SPRINGFIELD, Ill.— The Electronic Payments Coalition said it is launching a multimillion-dollar advertising campaign urging Illinois lawmakers to repeal a new law that exempts state and local taxes and tips from credit card swipe fees.
As the CU Daily has been reporting, the Illinois Interchange Fee Prohibition Act (IFPA) is also the subject of litigation in which credit unions are a plaintiff.
The coalition, which represents banks, credit unions and payment networks, said the campaign will target members of the Illinois General Assembly, arguing the law would disrupt payment systems and create unintended costs for financial institutions and consumers.

Industry Pushback
At issue is an Illinois measure that bars credit card processors from charging interchange fees on the portion of transactions tied to taxes and gratuities — a policy supporters say will reduce costs for merchants and consumers.

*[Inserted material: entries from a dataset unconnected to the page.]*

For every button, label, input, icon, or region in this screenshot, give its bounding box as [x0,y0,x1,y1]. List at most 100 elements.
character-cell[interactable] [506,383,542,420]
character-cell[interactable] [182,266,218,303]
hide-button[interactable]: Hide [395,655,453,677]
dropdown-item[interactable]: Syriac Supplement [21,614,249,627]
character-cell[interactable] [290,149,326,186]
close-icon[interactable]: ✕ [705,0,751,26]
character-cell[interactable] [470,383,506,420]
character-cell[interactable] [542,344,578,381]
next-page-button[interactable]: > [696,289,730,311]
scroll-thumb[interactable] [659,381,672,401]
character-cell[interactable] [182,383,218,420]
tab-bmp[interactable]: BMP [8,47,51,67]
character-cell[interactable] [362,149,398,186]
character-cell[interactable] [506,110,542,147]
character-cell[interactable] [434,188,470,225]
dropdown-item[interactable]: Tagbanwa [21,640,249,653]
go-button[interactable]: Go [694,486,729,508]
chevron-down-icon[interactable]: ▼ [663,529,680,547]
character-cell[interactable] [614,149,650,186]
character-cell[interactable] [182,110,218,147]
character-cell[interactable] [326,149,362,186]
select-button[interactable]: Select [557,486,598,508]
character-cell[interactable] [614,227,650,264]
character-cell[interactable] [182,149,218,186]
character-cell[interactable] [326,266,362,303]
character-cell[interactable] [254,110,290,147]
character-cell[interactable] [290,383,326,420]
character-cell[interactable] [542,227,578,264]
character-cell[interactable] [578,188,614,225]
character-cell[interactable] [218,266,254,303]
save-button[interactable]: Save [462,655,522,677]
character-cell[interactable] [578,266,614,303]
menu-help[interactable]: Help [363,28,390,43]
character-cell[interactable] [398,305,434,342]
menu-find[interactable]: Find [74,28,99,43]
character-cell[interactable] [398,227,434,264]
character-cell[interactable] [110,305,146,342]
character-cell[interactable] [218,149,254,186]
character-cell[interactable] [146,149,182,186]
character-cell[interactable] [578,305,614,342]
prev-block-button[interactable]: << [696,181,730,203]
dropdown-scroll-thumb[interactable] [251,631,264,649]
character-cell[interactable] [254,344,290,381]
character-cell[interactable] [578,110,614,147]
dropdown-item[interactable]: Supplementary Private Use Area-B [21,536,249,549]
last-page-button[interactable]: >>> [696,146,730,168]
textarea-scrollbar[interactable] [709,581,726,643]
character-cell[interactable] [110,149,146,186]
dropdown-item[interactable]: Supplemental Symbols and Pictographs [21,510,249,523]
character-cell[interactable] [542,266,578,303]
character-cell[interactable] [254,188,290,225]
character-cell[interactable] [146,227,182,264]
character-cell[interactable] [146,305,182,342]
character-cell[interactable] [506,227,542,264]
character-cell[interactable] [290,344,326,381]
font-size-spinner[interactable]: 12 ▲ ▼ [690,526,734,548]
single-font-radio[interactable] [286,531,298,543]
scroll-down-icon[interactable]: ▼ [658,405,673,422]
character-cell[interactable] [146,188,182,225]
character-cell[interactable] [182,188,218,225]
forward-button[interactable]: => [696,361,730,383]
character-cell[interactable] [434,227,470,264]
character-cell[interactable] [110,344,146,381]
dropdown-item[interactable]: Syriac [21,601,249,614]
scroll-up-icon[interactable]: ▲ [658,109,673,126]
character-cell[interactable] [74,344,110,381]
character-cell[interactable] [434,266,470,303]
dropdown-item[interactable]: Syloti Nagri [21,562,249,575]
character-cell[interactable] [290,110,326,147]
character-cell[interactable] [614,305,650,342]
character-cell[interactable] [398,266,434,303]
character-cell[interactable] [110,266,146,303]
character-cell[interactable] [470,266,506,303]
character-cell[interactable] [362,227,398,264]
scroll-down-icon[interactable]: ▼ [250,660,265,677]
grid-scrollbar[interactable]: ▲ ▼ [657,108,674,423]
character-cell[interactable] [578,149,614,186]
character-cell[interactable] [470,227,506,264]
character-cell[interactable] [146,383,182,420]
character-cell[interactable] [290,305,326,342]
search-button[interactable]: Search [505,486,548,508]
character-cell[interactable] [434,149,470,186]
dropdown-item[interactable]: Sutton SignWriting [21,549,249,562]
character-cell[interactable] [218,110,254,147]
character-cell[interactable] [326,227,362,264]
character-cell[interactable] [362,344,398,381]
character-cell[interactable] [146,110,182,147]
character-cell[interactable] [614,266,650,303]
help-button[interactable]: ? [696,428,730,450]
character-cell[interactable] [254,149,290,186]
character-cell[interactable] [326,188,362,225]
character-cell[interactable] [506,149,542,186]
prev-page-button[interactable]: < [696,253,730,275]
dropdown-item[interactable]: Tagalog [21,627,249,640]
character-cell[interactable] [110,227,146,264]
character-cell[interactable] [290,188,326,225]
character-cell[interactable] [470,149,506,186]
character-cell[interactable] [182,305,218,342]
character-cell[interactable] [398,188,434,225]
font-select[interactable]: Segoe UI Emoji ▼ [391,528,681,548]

The Electronic Payments Coalition said the law is unworkable and could force significant changes to how transactions are processed.
“This law injects complexity into every card transaction and risks higher costs across the system,” the group said in announcing the campaign, adding that it is investing millions in advertising, outreach and advocacy to push for repeal.
The coalition warned that separating out taxes and tips from total transaction amounts could require costly system overhauls and create compliance challenges for issuers and payment networks.
What Supporters Say
Backers of the Illinois law, including retail and restaurant groups, have argued the change is needed to address what they view as excessive interchange fees charged on the full purchase amount — including taxes that merchants do not keep.
They say the measure ensures businesses are not paying fees on money that ultimately goes to governments or employees.
Merchant advocates have also said the policy could lower operating costs, particularly for small businesses facing tight margins.
Broader Implications
As the CU Daily has been reporting, the dispute in Illinois is being closely watched nationally, as similar proposals have surfaced in other states and in Congress amid ongoing debates over interchange fees and payment system competition.
Financial institutions, including credit unions, have warned that reducing interchange revenue could affect their ability to offer low-cost financial services, rewards programs and fraud protections.
The Electronic Payments Coalition said its campaign will highlight those concerns and urge lawmakers to reconsider the policy before it takes full effect.
“This is about protecting a payments system that consumers rely on every day,” the group said.